I chose this race for several reasons. It didn’t conflict with work or Kansas races important to our team points competition, it would offer bigger fields and a UCI-level course to gain experience from, and it was a point on the map my dear friend Jodie from Wisconsin could meet me so we could once again race together-ish (she’s now a Cat2).

I got it all in spades, and my hubby Chuck even pitted and crewed for us.

If this climb stays muddy, traction may be hard to find. 2017 Derby City Cup. © D. Perker / Cyclocross Magazine

Our recon rides Friday revealed the character of the earth and effect of local rains here: thick dark clay soil under the grass that holds water for days. Gonna get messy.

Day 1. We raced at 11:55am. Our wave was 48 strong, as in 48 REALLY strong under-19 ladies, Cat 1/2/3 and 35+ Masters women. The biggest and youngest field I’ve ever been in.

Call-ups were a confusing mix of all racers according to CrossResults.com ranking. Lol, I was on the last row behind 42 others! Well, I wanted new experiences. Ahead lay a stair flyover with the steepest-ever ramp down, a set of wide stone steps, and double barriers at max height. Those were just the man-made dismount features.

Many riders were making multiple attempts at the last technical section, trying to find the right line through the muddy mess. 2017 Derby City Cup. © D. Perker / Cyclocross Magazine

Nature-made impossible-to-ride snot-mud sections included a narrow off-camber and three more steep run-ups, if you (or the rider in front of you) didn’t lose control elsewhere. Yup, a guaranteed minium 7 dismount/remounts per lap. At least I could ride the downhills, scary-slick as some of them were. It had been over a year since I’d ridden a real mud course I felt like I was starting all over again skill-wise.

Being a good sprinter doesn’t help much from 6 rows/8 wide back. I was a fish swimming in the school, when a girl crashed in the mud just as we sailed off the pavement… three riders in front of me and collecting Jodie in the mess! I was pinched between the fallen and the right barrier and made a split-second decision to dismount, run, & remount. The crash created a gap and I was 3 gears too hard to be punchy in the mucky grass I found myself in.

At least I was upright, and stayed that way. Racers were thinly strung out “back here”. I burned too many matches too early in this 40-minute race (I raced 45) and my quads nearly seized up on a long uphill slog in the last lap. I’ve never dismounted and run, run!, so much in my life. I felt way over-geared. The spritely teenaged leader lapped me with 1/3rd lap to go. Done! 

Day 2. Race time, 7:32am. Not a typ-o. I pre-rode the course with a headlamp and not many brave friends. It was torn to shreds by the speed of Saturday’s elite men & women, but our race today was only 30 minutes of… fun. We were “down” to 46 riders today.

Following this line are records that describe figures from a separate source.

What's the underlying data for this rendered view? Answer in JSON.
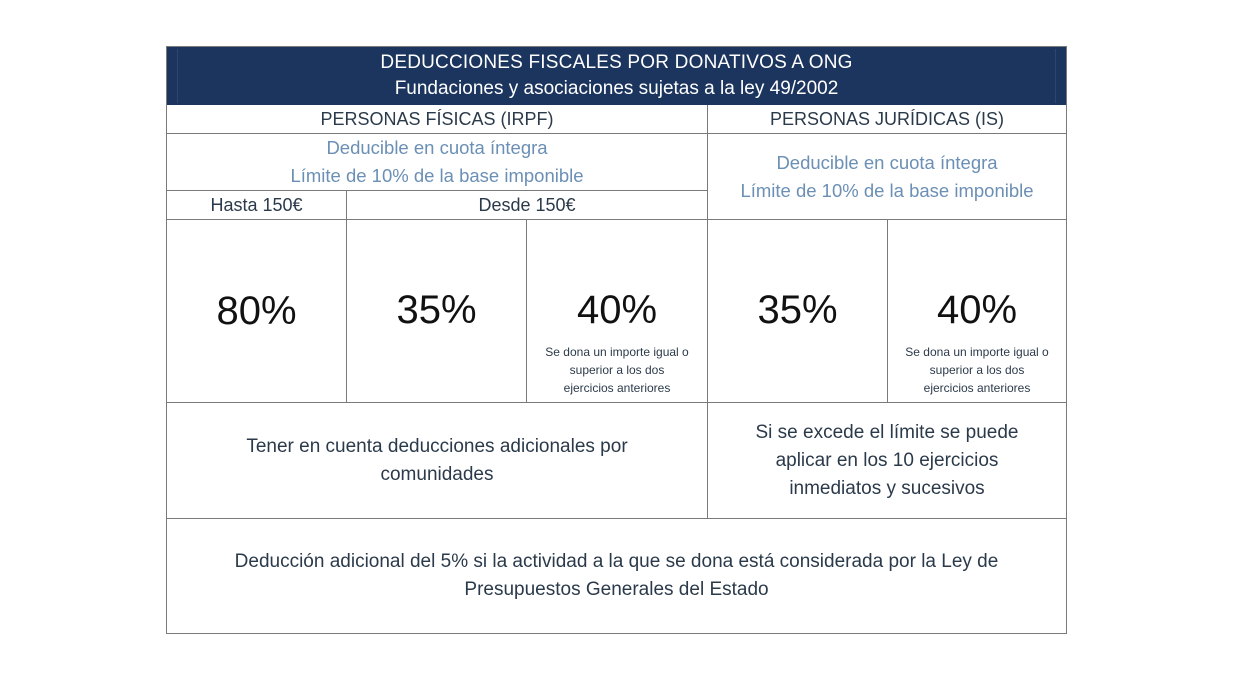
{
  "header": {
    "title": "DEDUCCIONES FISCALES POR DONATIVOS A ONG",
    "subtitle": "Fundaciones y asociaciones sujetas a la ley 49/2002"
  },
  "fisicas": {
    "heading": "PERSONAS FÍSICAS (IRPF)",
    "line1": "Deducible en cuota íntegra",
    "line2": "Límite de 10% de la base imponible",
    "hasta": "Hasta 150€",
    "desde": "Desde 150€",
    "pct_hasta": "80%",
    "pct_desde": "35%",
    "pct_recurrente": "40%",
    "note_recurrente_1": "Se dona un importe igual o",
    "note_recurrente_2": "superior a los dos",
    "note_recurrente_3": "ejercicios anteriores",
    "extra_1": "Tener en cuenta deducciones adicionales por",
    "extra_2": "comunidades"
  },
  "juridicas": {
    "heading": "PERSONAS JURÍDICAS (IS)",
    "line1": "Deducible en cuota íntegra",
    "line2": "Límite de 10% de la base imponible",
    "pct_base": "35%",
    "pct_recurrente": "40%",
    "note_recurrente_1": "Se dona un importe igual o",
    "note_recurrente_2": "superior a los dos",
    "note_recurrente_3": "ejercicios anteriores",
    "extra_1": "Si se excede el límite se puede",
    "extra_2": "aplicar en los 10 ejercicios",
    "extra_3": "inmediatos y sucesivos"
  },
  "footer": {
    "line1": "Deducción adicional del 5% si la actividad a la que se dona está considerada por la Ley de",
    "line2": "Presupuestos Generales del Estado"
  },
  "colors": {
    "banner": "#1c355e",
    "accent_text": "#6b8fb5",
    "border": "#7a7a7a"
  }
}
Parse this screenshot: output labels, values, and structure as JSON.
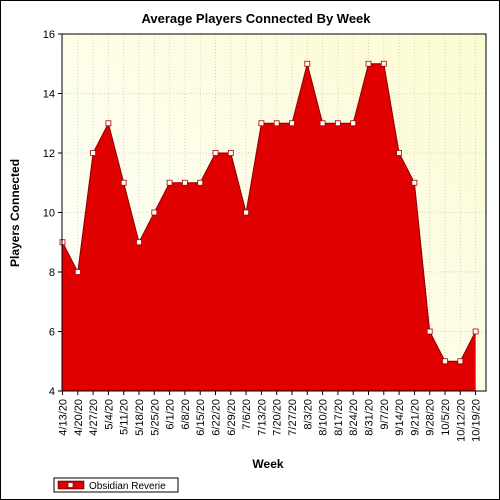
{
  "chart_data": {
    "type": "area",
    "title": "Average Players Connected By Week",
    "xlabel": "Week",
    "ylabel": "Players Connected",
    "ylim": [
      4,
      16
    ],
    "yticks": [
      4,
      6,
      8,
      10,
      12,
      14,
      16
    ],
    "grid": true,
    "legend_position": "bottom-left",
    "categories": [
      "4/13/20",
      "4/20/20",
      "4/27/20",
      "5/4/20",
      "5/11/20",
      "5/18/20",
      "5/25/20",
      "6/1/20",
      "6/8/20",
      "6/15/20",
      "6/22/20",
      "6/29/20",
      "7/6/20",
      "7/13/20",
      "7/20/20",
      "7/27/20",
      "8/3/20",
      "8/10/20",
      "8/17/20",
      "8/24/20",
      "8/31/20",
      "9/7/20",
      "9/14/20",
      "9/21/20",
      "9/28/20",
      "10/5/20",
      "10/12/20",
      "10/19/20"
    ],
    "series": [
      {
        "name": "Obsidian Reverie",
        "color": "#e00000",
        "values": [
          9,
          8,
          12,
          13,
          11,
          9,
          10,
          11,
          11,
          11,
          12,
          12,
          10,
          13,
          13,
          13,
          15,
          13,
          13,
          13,
          15,
          15,
          12,
          11,
          6,
          5,
          5,
          6
        ]
      }
    ]
  }
}
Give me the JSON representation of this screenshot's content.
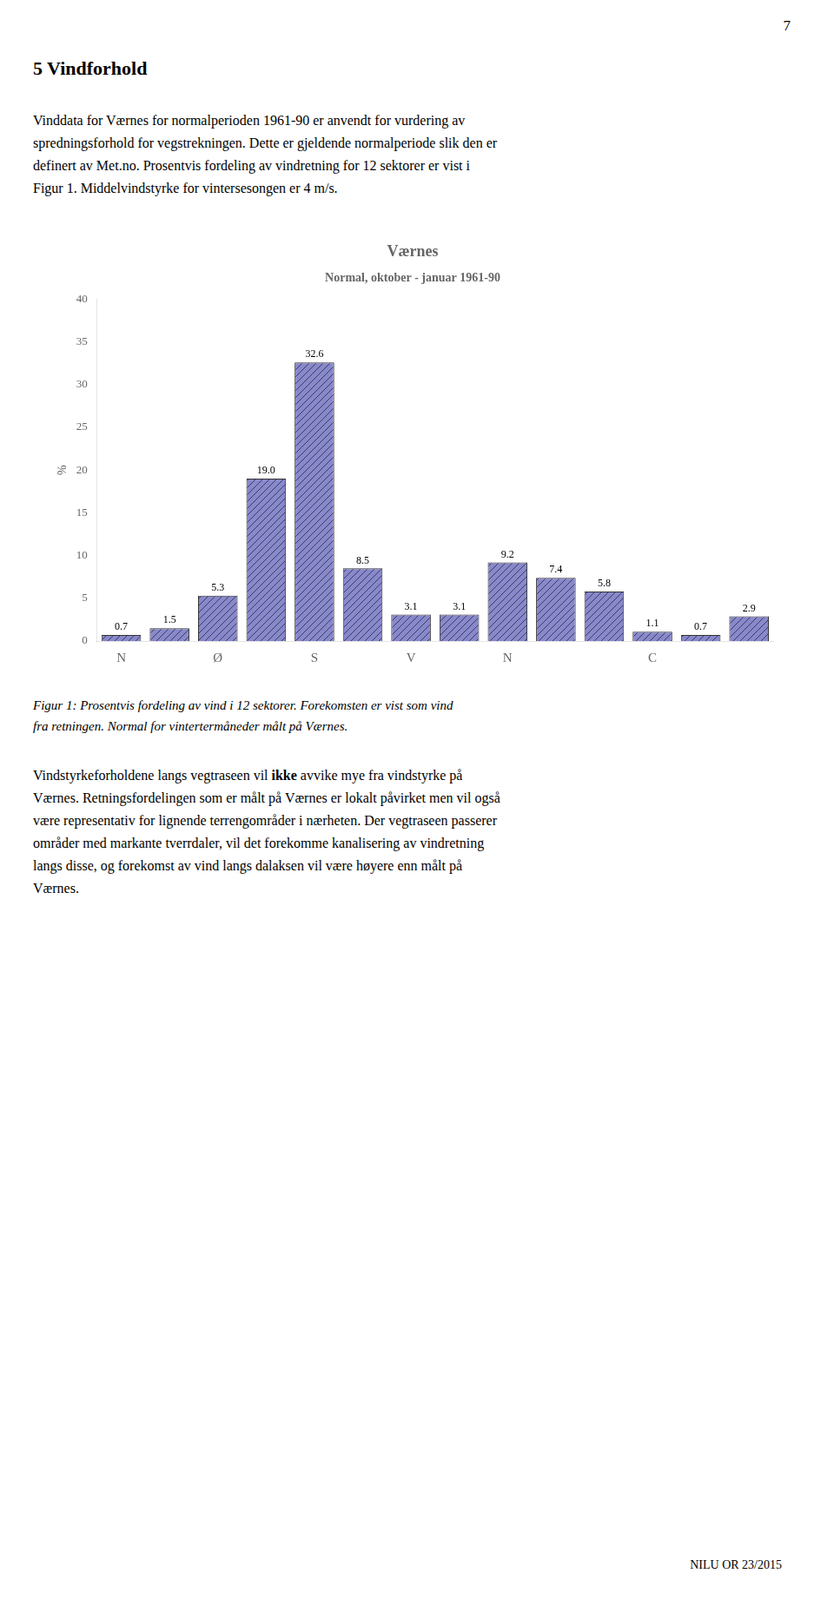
{
  "page_number": "7",
  "section_title": "5   Vindforhold",
  "paragraph1_lines": [
    "Vinddata for Værnes for normalperioden 1961-90 er anvendt for vurdering av",
    "spredningsforhold for vegstrekningen. Dette er gjeldende normalperiode slik den er",
    "definert av Met.no. Prosentvis fordeling av vindretning for 12 sektorer er vist i",
    "Figur 1. Middelvindstyrke for vintersesongen er 4 m/s."
  ],
  "caption_lines": [
    "Figur 1: Prosentvis fordeling av vind i 12 sektorer. Forekomsten er vist som vind",
    "fra retningen. Normal for vintertermåneder målt på Værnes."
  ],
  "paragraph2_lines": [
    "Vindstyrkeforholdene langs vegtraseen vil ikke avvike mye fra vindstyrke på",
    "Værnes. Retningsfordelingen som er målt på Værnes er lokalt påvirket men vil også",
    "være representativ for lignende terrengområder i nærheten. Der vegtraseen passerer",
    "områder med markante tverrdaler, vil det forekomme kanalisering av vindretning",
    "langs disse, og forekomst av vind langs dalaksen vil være høyere enn målt på",
    "Værnes."
  ],
  "paragraph2_bold_word": "ikke",
  "footer": "NILU OR 23/2015",
  "chart_data": {
    "type": "bar",
    "title": "Værnes",
    "subtitle": "Normal, oktober - januar 1961-90",
    "ylabel": "%",
    "categories": [
      "N",
      null,
      "Ø",
      null,
      "S",
      null,
      "V",
      null,
      "N",
      null,
      null,
      "C",
      null,
      null
    ],
    "values": [
      0.7,
      1.5,
      5.3,
      19.0,
      32.6,
      8.5,
      3.1,
      3.1,
      9.2,
      7.4,
      5.8,
      1.1,
      0.7,
      2.9
    ],
    "value_labels": [
      "0.7",
      "1.5",
      "5.3",
      "19.0",
      "32.6",
      "8.5",
      "3.1",
      "3.1",
      "9.2",
      "7.4",
      "5.8",
      "1.1",
      "0.7",
      "2.9"
    ],
    "data_labels": true,
    "color": "#8888cc",
    "ylim": [
      0,
      40
    ],
    "yticks": [
      0,
      5,
      10,
      15,
      20,
      25,
      30,
      35,
      40
    ],
    "grid": false
  }
}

The exit from the flyover is steep and goes right to a sharp right-hand turn before the pit. 2017 Derby City Cup, © D. Perker / Cyclocross Magazine

My goal was simply to improve every facet within my control, including course- and pace-management.

I did find some daylight between the kids down the hole shot. There was a lot of shuffling there  but everyone stayed upright today, and I was in the thick of the back half. So I got to experience the bottleneck at the flyover, with 20 gals trying to find space to remount and plunge like lemmings from 15 feet up on top. It requires absolute committment and not looking at the bottom – just ahead – and to the immediate right turn. Amazing!

Caroline Mani styles her way around the right-hand turn at the bottom of the steep descent. 2017 Derby City Cup. © D. Perker / Cyclocross Magazine

More bottlenecks and some bumping until we got strung out and I had to measure my effort grinding up some climbs. Then 3 of us had that glorious race-within-the-race that distracts you from the pain (a little) and reinforces why you toed the line to begin with. It becomes your whole world and it didn’t matter that there was nothing tangible for us to win “back here”. Friends and announcers alike get into it and cheer louder.

I now had a bit of rhythm with this course and pushed harder across the two flat chicane’s, the barriers, and certain downhill sections. The teen amongst us squirted away through some mud, and though my other rival was quicker on run-ups, she was also completely gassed trying to remount. So I sprinted onto my pedals and charged through the barriers with abandon, securing my little personal victory.

I wasn’t very fast but it was one heck of an experience, and Jodie and I came home with bikes and bodies intact. Chuck saved us a lot of effort by washing the bikes and schlepping gear. That was a very ‘crossy weekend!